I think the point is that they are MITM'ing traffic themselves. If you're OK with that then use them and be absolutely sure you're using "Full (strict)" as your configuration. What we're recommending here is that in general, site owners try to avoid breaking end-to-end encryption. In other words, try to avoid MITM'ing traffic and instead create a secure connection directly between your site visitor's browser and your web server. It improves security overall and reduces risk.
Hi, I'm not an expert on internet security, so I could use just a little clarification regarding your blog post on end-to-end encryption. Here's my situation: I'm currently using premium Wordfence and also premium Cloudflare on my website, and my website gets its SSL from Cloudflare.

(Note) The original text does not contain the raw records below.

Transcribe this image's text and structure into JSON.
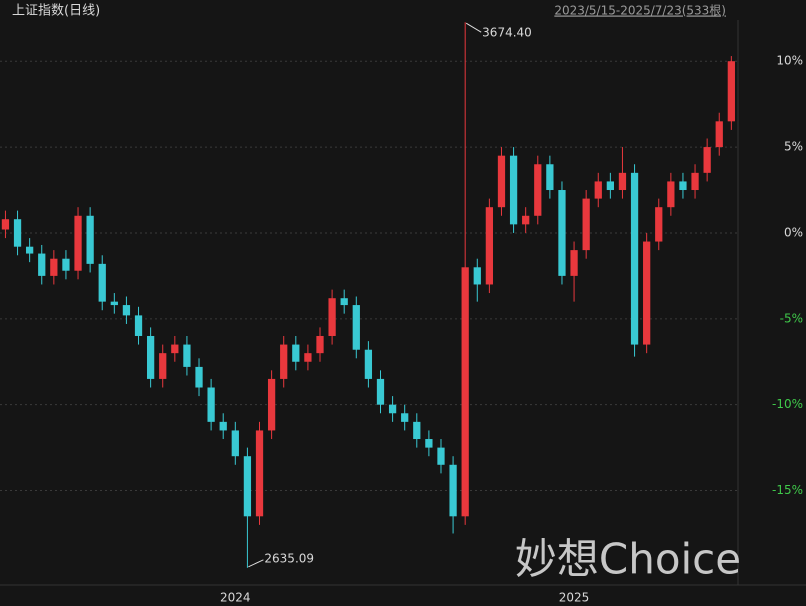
{
  "chart_data": {
    "type": "candlestick",
    "title": "上证指数(日线)",
    "subtitle": "2023/5/15-2025/7/23(533根)",
    "watermark": "妙想Choice",
    "annotations": [
      "3674.40",
      "2635.09"
    ],
    "up_color": "#e8383d",
    "down_color": "#39c9d3",
    "grid": true,
    "ylim": [
      -20.5,
      12.4
    ],
    "yticks": [
      {
        "value": 10,
        "label": "10%"
      },
      {
        "value": 5,
        "label": "5%"
      },
      {
        "value": 0,
        "label": "0%"
      },
      {
        "value": -5,
        "label": "-5%"
      },
      {
        "value": -10,
        "label": "-10%"
      },
      {
        "value": -15,
        "label": "-15%"
      }
    ],
    "categories": [
      null,
      null,
      null,
      null,
      null,
      null,
      null,
      null,
      null,
      null,
      null,
      null,
      null,
      null,
      null,
      null,
      null,
      null,
      null,
      "2024",
      null,
      null,
      null,
      null,
      null,
      null,
      null,
      null,
      null,
      null,
      null,
      null,
      null,
      null,
      null,
      null,
      null,
      null,
      null,
      null,
      null,
      null,
      null,
      null,
      null,
      null,
      null,
      "2025",
      null,
      null,
      null,
      null,
      null,
      null,
      null,
      null,
      null,
      null,
      null,
      null,
      null
    ],
    "open": [
      0.2,
      0.8,
      -0.8,
      -1.2,
      -2.5,
      -1.5,
      -2.2,
      1.0,
      -1.8,
      -4.0,
      -4.2,
      -4.8,
      -6.0,
      -8.5,
      -7.0,
      -6.5,
      -7.8,
      -9.0,
      -11.0,
      -11.5,
      -13.0,
      -16.5,
      -11.5,
      -8.5,
      -6.5,
      -7.5,
      -7.0,
      -6.0,
      -3.8,
      -4.2,
      -6.8,
      -8.5,
      -10.0,
      -10.5,
      -11.0,
      -12.0,
      -12.5,
      -13.5,
      -16.5,
      -2.0,
      -3.0,
      1.5,
      4.5,
      0.5,
      1.0,
      4.0,
      2.5,
      -2.5,
      -1.0,
      2.0,
      3.0,
      2.5,
      3.5,
      -6.5,
      -0.5,
      1.5,
      3.0,
      2.5,
      3.5,
      5.0,
      6.5
    ],
    "high": [
      1.3,
      1.3,
      -0.3,
      -0.7,
      -1.0,
      -1.0,
      1.5,
      1.5,
      -1.3,
      -3.5,
      -3.7,
      -4.3,
      -5.5,
      -6.5,
      -6.0,
      -6.0,
      -7.3,
      -8.5,
      -10.5,
      -11.0,
      -12.5,
      -11.0,
      -8.0,
      -6.0,
      -6.0,
      -6.5,
      -5.5,
      -3.3,
      -3.3,
      -3.7,
      -6.3,
      -8.0,
      -9.5,
      -10.0,
      -10.5,
      -11.5,
      -12.0,
      -13.0,
      12.27,
      -1.5,
      2.0,
      5.0,
      5.0,
      1.5,
      4.5,
      4.5,
      3.0,
      -0.5,
      2.5,
      3.5,
      3.5,
      5.0,
      4.0,
      0.0,
      2.0,
      3.5,
      3.5,
      4.0,
      5.5,
      7.0,
      10.3
    ],
    "low": [
      -0.3,
      -1.3,
      -1.7,
      -3.0,
      -3.0,
      -2.7,
      -2.7,
      -2.3,
      -4.5,
      -4.7,
      -5.3,
      -6.5,
      -9.0,
      -9.0,
      -7.5,
      -8.3,
      -9.5,
      -11.5,
      -12.0,
      -13.5,
      -19.5,
      -17.0,
      -12.0,
      -9.0,
      -8.0,
      -8.0,
      -7.5,
      -6.5,
      -4.7,
      -7.3,
      -9.0,
      -10.5,
      -11.0,
      -11.5,
      -12.5,
      -13.0,
      -14.0,
      -17.5,
      -17.0,
      -4.0,
      -3.5,
      1.0,
      0.0,
      0.0,
      0.5,
      2.0,
      -3.0,
      -4.0,
      -1.5,
      1.5,
      2.0,
      2.0,
      -7.2,
      -7.0,
      -1.0,
      1.0,
      2.0,
      2.0,
      3.0,
      4.5,
      6.0
    ],
    "close": [
      0.8,
      -0.8,
      -1.2,
      -2.5,
      -1.5,
      -2.2,
      1.0,
      -1.8,
      -4.0,
      -4.2,
      -4.8,
      -6.0,
      -8.5,
      -7.0,
      -6.5,
      -7.8,
      -9.0,
      -11.0,
      -11.5,
      -13.0,
      -16.5,
      -11.5,
      -8.5,
      -6.5,
      -7.5,
      -7.0,
      -6.0,
      -3.8,
      -4.2,
      -6.8,
      -8.5,
      -10.0,
      -10.5,
      -11.0,
      -12.0,
      -12.5,
      -13.5,
      -16.5,
      -2.0,
      -3.0,
      1.5,
      4.5,
      0.5,
      1.0,
      4.0,
      2.5,
      -2.5,
      -1.0,
      2.0,
      3.0,
      2.5,
      3.5,
      -6.5,
      -0.5,
      1.5,
      3.0,
      2.5,
      3.5,
      5.0,
      6.5,
      10.0
    ]
  }
}
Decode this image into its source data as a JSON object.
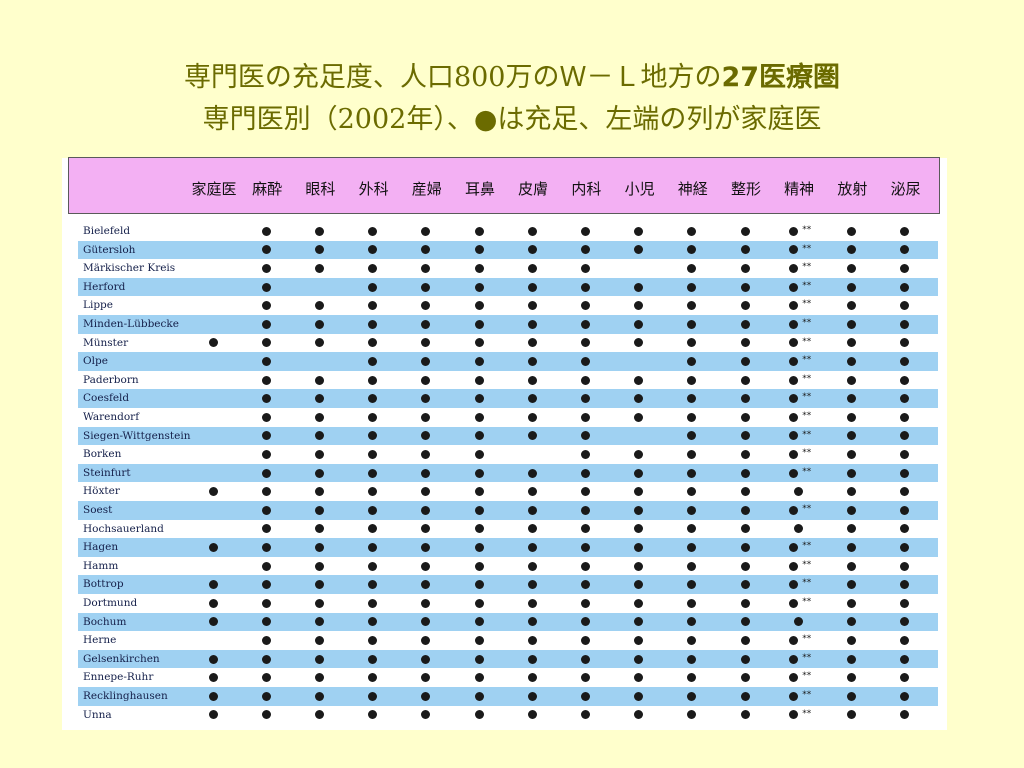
{
  "title": {
    "line1": {
      "part1": "専門医の充足度、",
      "part2": "人口",
      "num": "800",
      "part3": "万のＷ－Ｌ地方の",
      "bold": "27医療圏"
    },
    "line2": {
      "part1": "専門医別（",
      "year": "2002",
      "part2": "年）、●は充足、左端の列が家庭医"
    }
  },
  "table": {
    "columns": [
      "家庭医",
      "麻酔",
      "眼科",
      "外科",
      "産婦",
      "耳鼻",
      "皮膚",
      "内科",
      "小児",
      "神経",
      "整形",
      "精神",
      "放射",
      "泌尿"
    ],
    "psych_marker": "**",
    "rows": [
      {
        "name": "Bielefeld",
        "marks": [
          0,
          1,
          1,
          1,
          1,
          1,
          1,
          1,
          1,
          1,
          1,
          2,
          1,
          1
        ]
      },
      {
        "name": "Gütersloh",
        "marks": [
          0,
          1,
          1,
          1,
          1,
          1,
          1,
          1,
          1,
          1,
          1,
          2,
          1,
          1
        ]
      },
      {
        "name": "Märkischer Kreis",
        "marks": [
          0,
          1,
          1,
          1,
          1,
          1,
          1,
          1,
          0,
          1,
          1,
          2,
          1,
          1
        ]
      },
      {
        "name": "Herford",
        "marks": [
          0,
          1,
          0,
          1,
          1,
          1,
          1,
          1,
          1,
          1,
          1,
          2,
          1,
          1
        ]
      },
      {
        "name": "Lippe",
        "marks": [
          0,
          1,
          1,
          1,
          1,
          1,
          1,
          1,
          1,
          1,
          1,
          2,
          1,
          1
        ]
      },
      {
        "name": "Minden-Lübbecke",
        "marks": [
          0,
          1,
          1,
          1,
          1,
          1,
          1,
          1,
          1,
          1,
          1,
          2,
          1,
          1
        ]
      },
      {
        "name": "Münster",
        "marks": [
          1,
          1,
          1,
          1,
          1,
          1,
          1,
          1,
          1,
          1,
          1,
          2,
          1,
          1
        ]
      },
      {
        "name": "Olpe",
        "marks": [
          0,
          1,
          0,
          1,
          1,
          1,
          1,
          1,
          0,
          1,
          1,
          2,
          1,
          1
        ]
      },
      {
        "name": "Paderborn",
        "marks": [
          0,
          1,
          1,
          1,
          1,
          1,
          1,
          1,
          1,
          1,
          1,
          2,
          1,
          1
        ]
      },
      {
        "name": "Coesfeld",
        "marks": [
          0,
          1,
          1,
          1,
          1,
          1,
          1,
          1,
          1,
          1,
          1,
          2,
          1,
          1
        ]
      },
      {
        "name": "Warendorf",
        "marks": [
          0,
          1,
          1,
          1,
          1,
          1,
          1,
          1,
          1,
          1,
          1,
          2,
          1,
          1
        ]
      },
      {
        "name": "Siegen-Wittgenstein",
        "marks": [
          0,
          1,
          1,
          1,
          1,
          1,
          1,
          1,
          0,
          1,
          1,
          2,
          1,
          1
        ]
      },
      {
        "name": "Borken",
        "marks": [
          0,
          1,
          1,
          1,
          1,
          1,
          0,
          1,
          1,
          1,
          1,
          2,
          1,
          1
        ]
      },
      {
        "name": "Steinfurt",
        "marks": [
          0,
          1,
          1,
          1,
          1,
          1,
          1,
          1,
          1,
          1,
          1,
          2,
          1,
          1
        ]
      },
      {
        "name": "Höxter",
        "marks": [
          1,
          1,
          1,
          1,
          1,
          1,
          1,
          1,
          1,
          1,
          1,
          1,
          1,
          1
        ]
      },
      {
        "name": "Soest",
        "marks": [
          0,
          1,
          1,
          1,
          1,
          1,
          1,
          1,
          1,
          1,
          1,
          2,
          1,
          1
        ]
      },
      {
        "name": "Hochsauerland",
        "marks": [
          0,
          1,
          1,
          1,
          1,
          1,
          1,
          1,
          1,
          1,
          1,
          1,
          1,
          1
        ]
      },
      {
        "name": "Hagen",
        "marks": [
          1,
          1,
          1,
          1,
          1,
          1,
          1,
          1,
          1,
          1,
          1,
          2,
          1,
          1
        ]
      },
      {
        "name": "Hamm",
        "marks": [
          0,
          1,
          1,
          1,
          1,
          1,
          1,
          1,
          1,
          1,
          1,
          2,
          1,
          1
        ]
      },
      {
        "name": "Bottrop",
        "marks": [
          1,
          1,
          1,
          1,
          1,
          1,
          1,
          1,
          1,
          1,
          1,
          2,
          1,
          1
        ]
      },
      {
        "name": "Dortmund",
        "marks": [
          1,
          1,
          1,
          1,
          1,
          1,
          1,
          1,
          1,
          1,
          1,
          2,
          1,
          1
        ]
      },
      {
        "name": "Bochum",
        "marks": [
          1,
          1,
          1,
          1,
          1,
          1,
          1,
          1,
          1,
          1,
          1,
          1,
          1,
          1
        ]
      },
      {
        "name": "Herne",
        "marks": [
          0,
          1,
          1,
          1,
          1,
          1,
          1,
          1,
          1,
          1,
          1,
          2,
          1,
          1
        ]
      },
      {
        "name": "Gelsenkirchen",
        "marks": [
          1,
          1,
          1,
          1,
          1,
          1,
          1,
          1,
          1,
          1,
          1,
          2,
          1,
          1
        ]
      },
      {
        "name": "Ennepe-Ruhr",
        "marks": [
          1,
          1,
          1,
          1,
          1,
          1,
          1,
          1,
          1,
          1,
          1,
          2,
          1,
          1
        ]
      },
      {
        "name": "Recklinghausen",
        "marks": [
          1,
          1,
          1,
          1,
          1,
          1,
          1,
          1,
          1,
          1,
          1,
          2,
          1,
          1
        ]
      },
      {
        "name": "Unna",
        "marks": [
          1,
          1,
          1,
          1,
          1,
          1,
          1,
          1,
          1,
          1,
          1,
          2,
          1,
          1
        ]
      }
    ]
  }
}
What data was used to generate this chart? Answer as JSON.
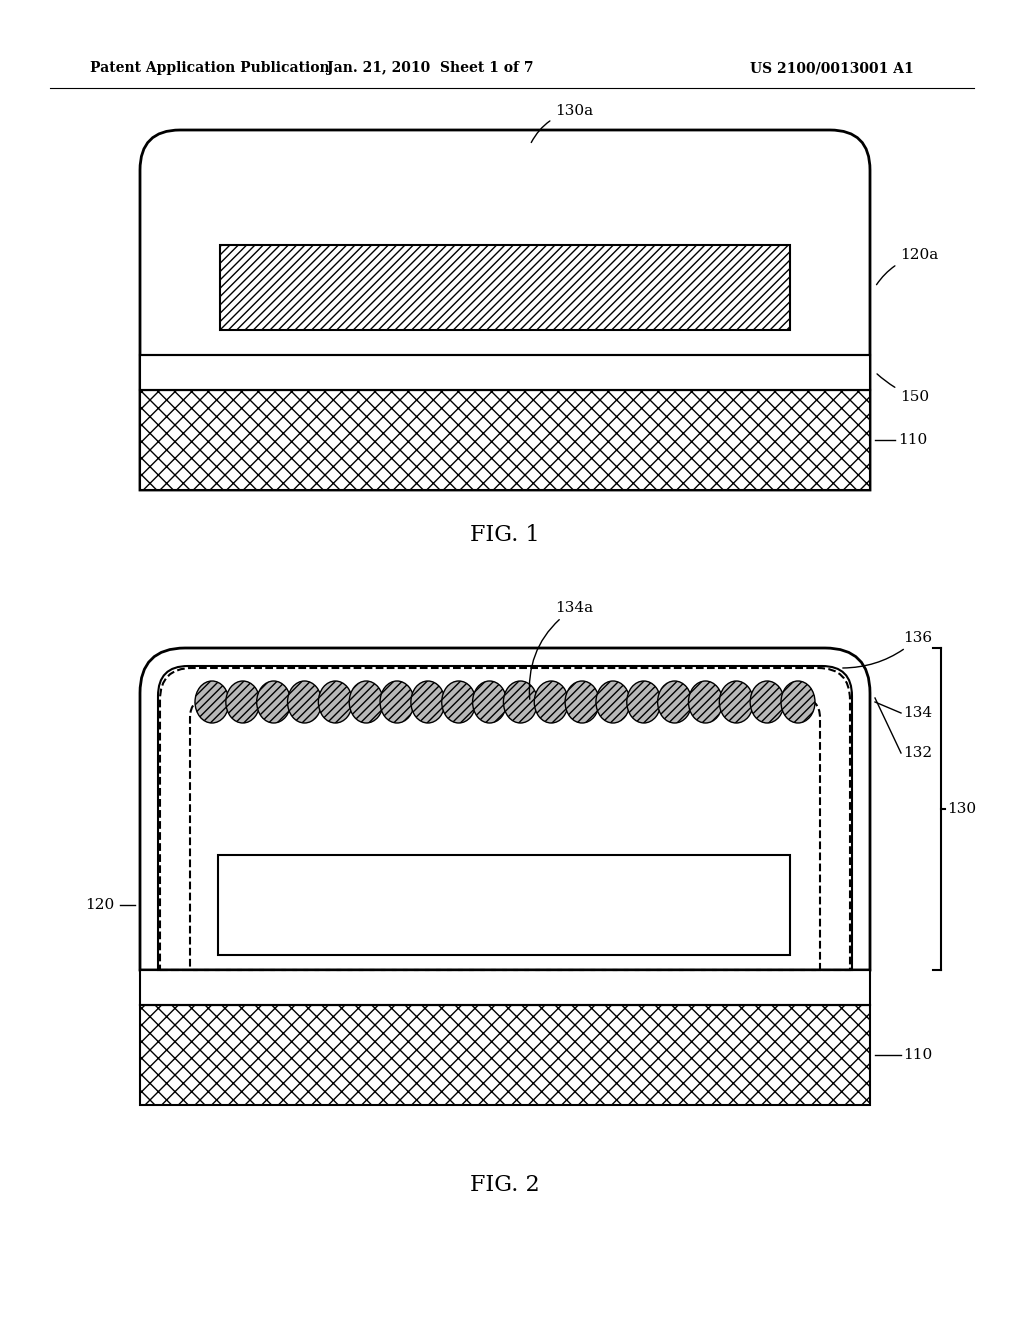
{
  "bg_color": "#ffffff",
  "header_left": "Patent Application Publication",
  "header_center": "Jan. 21, 2010  Sheet 1 of 7",
  "header_right": "US 2100/0013001 A1",
  "fig1_caption": "FIG. 1",
  "fig2_caption": "FIG. 2"
}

Given those facts, should I drop the SSL that I'm getting from Cloudflare and instead arrange to get my SSL from my hosting company (Hostgator) instead? Or am I fine as is? Thanks!
My preference is to remove Cloudflare from the picture and give your users an end-to-end encrypted connection to your website. If you don't want to do that, then make absolutely sure you are using what Cloudflare call "full (strict)" SSL. That means that they re-encrypt the connection to your server and they do certificate validation. In two out of three of their configs, they don't do cert validation and hide it from the site visitor.
Thank you so much for your awesome service! I learn so much from your articles. Based on the advice from one of your earlier articles, today I finally activated an ssl certificate for our church's website. I decided to go with the free Wordpress SSL that was being offered thru Bluehost. Do you know if this would qualify as an end-to-end service or will I need to ask Bluehost?